4月30日の1回目の介入による急落後のダブルボトムは形成され、そして、今、4時間足で急落前の4月30日14時の寄付き160.53から出現した連続陰線の窓を埋めるリターンエースの可能性が出てきています。
リターンエース:大陽線、大陰線、連続陽線、連続陰線の窓が出現すると、その窓を埋めようとする習性が相場にはあります。これを、リターンエースと呼んでいます・
もしも、このリターンエースが達成すると、このゴールデンウィーク中に行われた2度にわたる介入の意味が全く否定されることになり、率直に言って、財務省は多額の税金を使ってなにをやっているのですかという批判の矢面立たされることは必死です。

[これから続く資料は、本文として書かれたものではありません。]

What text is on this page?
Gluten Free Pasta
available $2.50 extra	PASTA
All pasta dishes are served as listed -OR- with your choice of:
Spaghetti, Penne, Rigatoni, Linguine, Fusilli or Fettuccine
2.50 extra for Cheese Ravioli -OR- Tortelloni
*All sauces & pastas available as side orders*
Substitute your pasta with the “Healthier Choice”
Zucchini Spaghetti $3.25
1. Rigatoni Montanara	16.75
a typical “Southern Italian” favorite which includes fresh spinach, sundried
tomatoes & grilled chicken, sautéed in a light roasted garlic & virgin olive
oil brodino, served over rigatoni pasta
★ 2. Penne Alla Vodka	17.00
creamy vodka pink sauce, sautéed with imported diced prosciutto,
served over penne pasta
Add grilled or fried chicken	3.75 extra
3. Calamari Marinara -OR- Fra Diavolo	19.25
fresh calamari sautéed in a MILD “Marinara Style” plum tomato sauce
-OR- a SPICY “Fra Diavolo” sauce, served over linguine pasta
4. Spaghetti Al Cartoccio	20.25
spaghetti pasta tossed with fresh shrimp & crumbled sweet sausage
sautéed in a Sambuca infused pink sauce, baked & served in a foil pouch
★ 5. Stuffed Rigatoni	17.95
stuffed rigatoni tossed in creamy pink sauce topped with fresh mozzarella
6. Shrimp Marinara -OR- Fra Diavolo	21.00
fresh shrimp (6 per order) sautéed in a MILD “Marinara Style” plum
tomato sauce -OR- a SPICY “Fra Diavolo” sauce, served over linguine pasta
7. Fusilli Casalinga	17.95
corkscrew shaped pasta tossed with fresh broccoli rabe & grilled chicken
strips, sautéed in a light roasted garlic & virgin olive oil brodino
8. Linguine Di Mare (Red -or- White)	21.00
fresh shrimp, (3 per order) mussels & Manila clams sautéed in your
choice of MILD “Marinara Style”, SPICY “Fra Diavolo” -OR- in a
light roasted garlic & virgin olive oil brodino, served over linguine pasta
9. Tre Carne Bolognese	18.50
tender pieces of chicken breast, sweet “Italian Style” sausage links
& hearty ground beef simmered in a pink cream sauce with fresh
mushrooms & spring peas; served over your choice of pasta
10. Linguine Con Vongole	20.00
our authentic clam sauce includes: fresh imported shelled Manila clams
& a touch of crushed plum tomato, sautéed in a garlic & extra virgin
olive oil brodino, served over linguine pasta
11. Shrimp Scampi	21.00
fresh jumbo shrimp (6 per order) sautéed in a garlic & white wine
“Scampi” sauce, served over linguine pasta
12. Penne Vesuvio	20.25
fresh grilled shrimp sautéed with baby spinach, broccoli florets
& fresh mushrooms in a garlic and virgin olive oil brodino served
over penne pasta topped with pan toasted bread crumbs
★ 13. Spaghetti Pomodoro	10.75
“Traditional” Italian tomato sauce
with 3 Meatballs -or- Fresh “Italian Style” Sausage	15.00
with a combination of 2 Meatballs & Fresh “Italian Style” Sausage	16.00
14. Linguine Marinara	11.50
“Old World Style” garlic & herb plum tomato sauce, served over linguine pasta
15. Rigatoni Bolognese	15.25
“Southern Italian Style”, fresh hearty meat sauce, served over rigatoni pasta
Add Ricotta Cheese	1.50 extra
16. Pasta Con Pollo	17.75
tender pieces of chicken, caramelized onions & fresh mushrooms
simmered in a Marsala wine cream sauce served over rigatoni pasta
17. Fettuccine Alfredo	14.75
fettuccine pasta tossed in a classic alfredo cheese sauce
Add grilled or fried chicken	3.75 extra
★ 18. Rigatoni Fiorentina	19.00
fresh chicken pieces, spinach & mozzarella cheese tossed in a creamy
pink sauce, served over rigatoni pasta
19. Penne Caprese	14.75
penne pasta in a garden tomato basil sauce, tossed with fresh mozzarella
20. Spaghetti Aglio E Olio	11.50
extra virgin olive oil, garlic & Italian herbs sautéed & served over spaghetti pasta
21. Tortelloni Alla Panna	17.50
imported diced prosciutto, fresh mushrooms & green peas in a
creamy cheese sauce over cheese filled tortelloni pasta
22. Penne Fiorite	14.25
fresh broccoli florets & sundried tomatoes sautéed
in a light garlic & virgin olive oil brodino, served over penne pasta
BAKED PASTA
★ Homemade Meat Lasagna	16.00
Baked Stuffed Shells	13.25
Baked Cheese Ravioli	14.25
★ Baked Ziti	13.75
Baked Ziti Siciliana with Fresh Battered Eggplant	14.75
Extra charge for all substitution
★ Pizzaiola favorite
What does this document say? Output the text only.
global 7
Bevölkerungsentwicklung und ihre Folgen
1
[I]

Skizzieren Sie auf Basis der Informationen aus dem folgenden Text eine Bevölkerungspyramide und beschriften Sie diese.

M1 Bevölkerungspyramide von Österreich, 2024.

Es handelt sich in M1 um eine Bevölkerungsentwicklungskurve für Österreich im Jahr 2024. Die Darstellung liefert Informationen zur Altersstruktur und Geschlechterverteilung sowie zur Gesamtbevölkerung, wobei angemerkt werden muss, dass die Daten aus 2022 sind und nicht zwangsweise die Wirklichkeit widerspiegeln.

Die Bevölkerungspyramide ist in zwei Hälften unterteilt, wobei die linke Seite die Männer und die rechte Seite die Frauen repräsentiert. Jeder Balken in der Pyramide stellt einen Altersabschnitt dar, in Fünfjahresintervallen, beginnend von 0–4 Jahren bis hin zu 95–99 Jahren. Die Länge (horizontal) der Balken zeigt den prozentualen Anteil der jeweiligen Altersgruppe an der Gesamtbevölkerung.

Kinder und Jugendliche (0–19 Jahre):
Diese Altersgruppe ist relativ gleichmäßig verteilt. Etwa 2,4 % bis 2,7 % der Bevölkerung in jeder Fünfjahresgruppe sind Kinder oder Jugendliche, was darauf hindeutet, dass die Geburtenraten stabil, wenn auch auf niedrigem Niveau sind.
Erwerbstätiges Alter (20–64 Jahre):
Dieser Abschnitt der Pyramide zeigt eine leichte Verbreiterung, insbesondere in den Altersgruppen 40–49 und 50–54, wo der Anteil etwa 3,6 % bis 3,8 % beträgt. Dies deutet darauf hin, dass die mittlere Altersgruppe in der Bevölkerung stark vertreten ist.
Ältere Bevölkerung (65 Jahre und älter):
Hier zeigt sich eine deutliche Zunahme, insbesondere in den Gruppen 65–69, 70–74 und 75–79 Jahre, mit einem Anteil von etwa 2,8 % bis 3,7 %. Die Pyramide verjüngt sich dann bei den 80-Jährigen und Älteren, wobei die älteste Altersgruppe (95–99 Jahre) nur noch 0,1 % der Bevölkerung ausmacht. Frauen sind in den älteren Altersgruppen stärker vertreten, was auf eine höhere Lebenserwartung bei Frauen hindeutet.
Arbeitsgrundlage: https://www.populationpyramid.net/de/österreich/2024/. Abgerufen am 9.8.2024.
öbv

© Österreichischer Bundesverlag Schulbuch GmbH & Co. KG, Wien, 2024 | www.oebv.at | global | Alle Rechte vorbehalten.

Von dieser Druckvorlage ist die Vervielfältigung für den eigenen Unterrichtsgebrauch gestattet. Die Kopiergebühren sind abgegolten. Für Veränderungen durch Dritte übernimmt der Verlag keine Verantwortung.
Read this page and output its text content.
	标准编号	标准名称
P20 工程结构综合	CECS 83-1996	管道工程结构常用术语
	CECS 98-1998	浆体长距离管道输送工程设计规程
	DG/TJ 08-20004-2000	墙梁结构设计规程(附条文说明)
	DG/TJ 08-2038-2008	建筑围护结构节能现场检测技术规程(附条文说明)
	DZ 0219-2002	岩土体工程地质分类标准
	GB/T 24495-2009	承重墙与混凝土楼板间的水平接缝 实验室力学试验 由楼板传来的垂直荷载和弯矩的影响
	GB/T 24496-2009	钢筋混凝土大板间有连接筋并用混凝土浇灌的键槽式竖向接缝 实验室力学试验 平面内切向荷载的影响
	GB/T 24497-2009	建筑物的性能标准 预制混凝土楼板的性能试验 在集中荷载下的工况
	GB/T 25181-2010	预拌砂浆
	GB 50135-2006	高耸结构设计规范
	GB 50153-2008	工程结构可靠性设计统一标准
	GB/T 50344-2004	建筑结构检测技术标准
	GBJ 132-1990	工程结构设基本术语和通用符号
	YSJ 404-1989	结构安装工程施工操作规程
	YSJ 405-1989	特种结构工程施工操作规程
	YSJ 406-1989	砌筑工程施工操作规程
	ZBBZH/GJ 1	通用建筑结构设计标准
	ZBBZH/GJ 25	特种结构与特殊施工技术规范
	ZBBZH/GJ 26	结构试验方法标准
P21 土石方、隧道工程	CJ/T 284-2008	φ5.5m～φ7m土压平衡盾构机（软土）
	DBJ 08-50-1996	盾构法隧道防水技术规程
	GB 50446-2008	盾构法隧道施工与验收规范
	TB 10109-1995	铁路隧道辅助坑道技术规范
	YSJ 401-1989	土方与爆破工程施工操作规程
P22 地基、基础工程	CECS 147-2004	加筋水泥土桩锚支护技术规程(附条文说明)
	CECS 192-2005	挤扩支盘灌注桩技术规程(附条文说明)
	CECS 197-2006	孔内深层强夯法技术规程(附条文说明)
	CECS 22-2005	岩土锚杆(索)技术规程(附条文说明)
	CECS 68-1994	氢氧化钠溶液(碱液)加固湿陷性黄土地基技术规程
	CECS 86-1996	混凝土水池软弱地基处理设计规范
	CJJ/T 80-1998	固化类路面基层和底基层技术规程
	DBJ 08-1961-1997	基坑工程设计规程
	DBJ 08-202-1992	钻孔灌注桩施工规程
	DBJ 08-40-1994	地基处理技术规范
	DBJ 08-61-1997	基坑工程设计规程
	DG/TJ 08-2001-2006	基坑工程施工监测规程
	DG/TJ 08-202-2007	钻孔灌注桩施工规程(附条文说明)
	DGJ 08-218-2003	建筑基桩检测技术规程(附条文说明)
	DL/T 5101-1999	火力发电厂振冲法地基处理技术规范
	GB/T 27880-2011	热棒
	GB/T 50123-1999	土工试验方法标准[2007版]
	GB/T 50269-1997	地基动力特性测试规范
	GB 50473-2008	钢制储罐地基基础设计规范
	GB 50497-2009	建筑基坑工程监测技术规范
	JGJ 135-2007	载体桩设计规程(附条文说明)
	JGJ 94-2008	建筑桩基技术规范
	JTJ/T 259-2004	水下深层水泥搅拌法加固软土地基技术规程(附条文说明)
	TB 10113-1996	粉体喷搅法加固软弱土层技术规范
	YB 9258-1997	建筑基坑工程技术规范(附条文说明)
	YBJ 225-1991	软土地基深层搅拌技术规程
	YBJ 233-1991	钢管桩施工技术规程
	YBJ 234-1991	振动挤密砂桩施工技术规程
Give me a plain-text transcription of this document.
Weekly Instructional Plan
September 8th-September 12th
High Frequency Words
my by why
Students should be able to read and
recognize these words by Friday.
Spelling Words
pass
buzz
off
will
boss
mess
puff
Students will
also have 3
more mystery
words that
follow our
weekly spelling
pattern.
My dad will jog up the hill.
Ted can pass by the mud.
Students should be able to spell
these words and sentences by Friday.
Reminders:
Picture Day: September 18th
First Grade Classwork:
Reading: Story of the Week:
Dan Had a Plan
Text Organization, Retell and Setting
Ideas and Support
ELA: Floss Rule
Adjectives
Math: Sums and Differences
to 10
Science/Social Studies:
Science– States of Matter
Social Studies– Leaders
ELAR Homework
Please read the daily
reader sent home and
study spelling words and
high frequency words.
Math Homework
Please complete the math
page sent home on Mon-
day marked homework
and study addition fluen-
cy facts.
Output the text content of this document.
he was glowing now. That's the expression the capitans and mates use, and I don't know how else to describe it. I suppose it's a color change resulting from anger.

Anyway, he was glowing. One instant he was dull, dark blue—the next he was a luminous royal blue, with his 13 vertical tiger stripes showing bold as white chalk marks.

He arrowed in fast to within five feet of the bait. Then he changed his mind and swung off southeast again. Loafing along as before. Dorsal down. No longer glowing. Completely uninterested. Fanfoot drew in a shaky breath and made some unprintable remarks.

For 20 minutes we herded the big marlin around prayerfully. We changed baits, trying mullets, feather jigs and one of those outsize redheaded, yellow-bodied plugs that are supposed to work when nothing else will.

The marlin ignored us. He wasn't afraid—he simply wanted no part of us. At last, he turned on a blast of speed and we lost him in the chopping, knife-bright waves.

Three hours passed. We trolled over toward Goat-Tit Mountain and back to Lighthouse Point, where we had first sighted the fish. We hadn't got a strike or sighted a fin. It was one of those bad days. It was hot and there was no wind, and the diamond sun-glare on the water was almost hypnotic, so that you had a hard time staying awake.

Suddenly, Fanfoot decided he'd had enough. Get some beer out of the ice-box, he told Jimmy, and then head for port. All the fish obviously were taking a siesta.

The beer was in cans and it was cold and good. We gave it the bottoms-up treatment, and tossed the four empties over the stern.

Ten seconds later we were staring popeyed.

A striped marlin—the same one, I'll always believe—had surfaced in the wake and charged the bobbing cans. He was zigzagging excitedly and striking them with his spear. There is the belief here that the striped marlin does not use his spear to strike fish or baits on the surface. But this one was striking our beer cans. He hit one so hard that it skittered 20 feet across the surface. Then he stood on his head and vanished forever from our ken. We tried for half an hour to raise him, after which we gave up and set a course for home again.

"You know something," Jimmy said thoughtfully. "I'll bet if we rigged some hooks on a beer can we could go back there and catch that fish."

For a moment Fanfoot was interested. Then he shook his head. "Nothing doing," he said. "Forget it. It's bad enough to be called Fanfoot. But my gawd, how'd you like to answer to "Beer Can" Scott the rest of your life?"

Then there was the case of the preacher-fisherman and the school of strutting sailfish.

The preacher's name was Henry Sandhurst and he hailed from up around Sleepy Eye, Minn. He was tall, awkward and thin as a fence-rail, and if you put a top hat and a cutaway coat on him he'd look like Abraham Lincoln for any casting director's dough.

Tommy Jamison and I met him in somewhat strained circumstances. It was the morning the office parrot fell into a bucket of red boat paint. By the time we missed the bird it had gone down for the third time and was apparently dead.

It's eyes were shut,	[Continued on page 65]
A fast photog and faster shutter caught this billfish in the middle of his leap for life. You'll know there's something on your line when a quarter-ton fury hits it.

それを、避けるべく、さらなる介入を実施したとしても、この5月から7月初めに掛けてドルの需給がタイトなる時期を迎えて、まさに介入は焼け石に水で、むしろさらに介入が効かないという印象をマーケットに与えかねません。
昨日午後一番のハト派とされる増日銀審議委員の「可能な限り早い段階で利上げを行うことが望ましい」とのタカ派発言も、今となれば日銀に助けを求めた苦肉の策と取られても仕方がないと思われます。
通貨当局が、市場圧力に負けるということは、過去実際に何度も起きています。
一番印象に残っているのは、1992年9月に起きたポンド危機でした。
この時、米著名投資家ジョージ・ソロス氏は、当時の英経済に比べてポンド/ドルの価値が過大に評価されていたことを目をつけ、徹底的なポンド売り攻勢に出ました。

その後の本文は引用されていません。